If a person on the Ferris wheel is 45 feet above the ground. The Gris wheel has a radius of 47.f and is 5 feet above the ground. At what degrees had the Ferris wheel rotated counted clockwise?
bottom of wheel up 5 so height above wheel bottom = 40
distance below center = 47 -40
cos A = 7/47
A = 81.4 degrees
To find the angle at which the Ferris wheel has rotated, we can use trigonometry.
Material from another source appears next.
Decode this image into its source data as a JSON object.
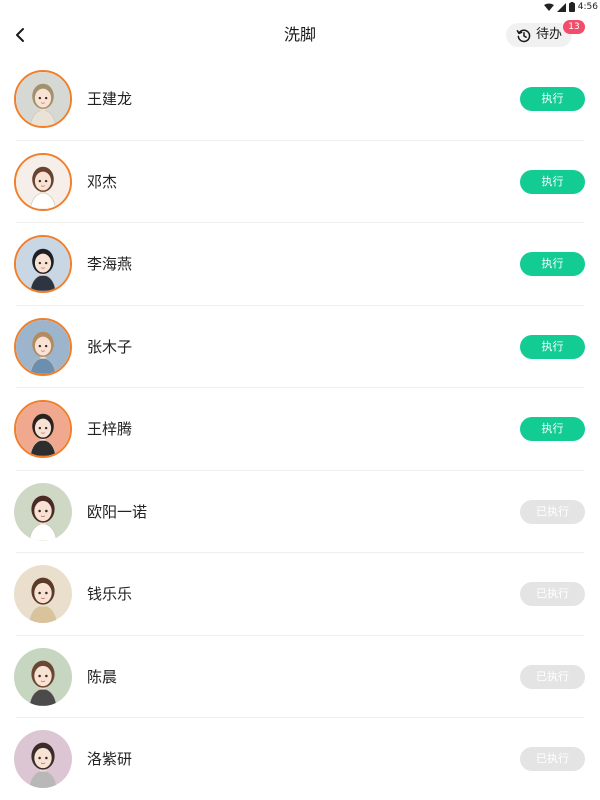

First, let's draw a diagram to visualize the situation. The Ferris wheel can be represented by a circle, with its center at the origin (0,0). The radius of the Ferris wheel is 47 feet, and it is elevated 5 feet above the ground. The person on the Ferris wheel is 45 feet above the ground, so their height above the center of the Ferris wheel is 47 + 5 + 45 = 97 feet.
Now, let's consider a right triangle within the circle. One leg of the triangle is the vertical distance from the center of the Ferris wheel to the person (97 ft), and the other leg is the horizontal distance from the center of the Ferris wheel to the person, which is the radius of the Ferris wheel (47 ft).
Using the Pythagorean theorem, we can find the hypotenuse of this triangle, which represents the radial distance from the center of the Ferris wheel to the person:
hypotenuse^2 = vertical distance^2 + horizontal distance^2
hypotenuse^2 = 97^2 + 47^2
hypotenuse^2 = 9409 + 2209
hypotenuse^2 = 11618
hypotenuse ≈ √11618
hypotenuse ≈ 107.76 ft
Now, we can use inverse trigonometric functions to find the angle at which the Ferris wheel has rotated. We'll use the arctan function:
angle = arctan(opposite / adjacent)
angle = arctan(97 / 47)
angle ≈ 63.44 degrees
Therefore, the Ferris wheel has rotated approximately 63.44 degrees counterclockwise.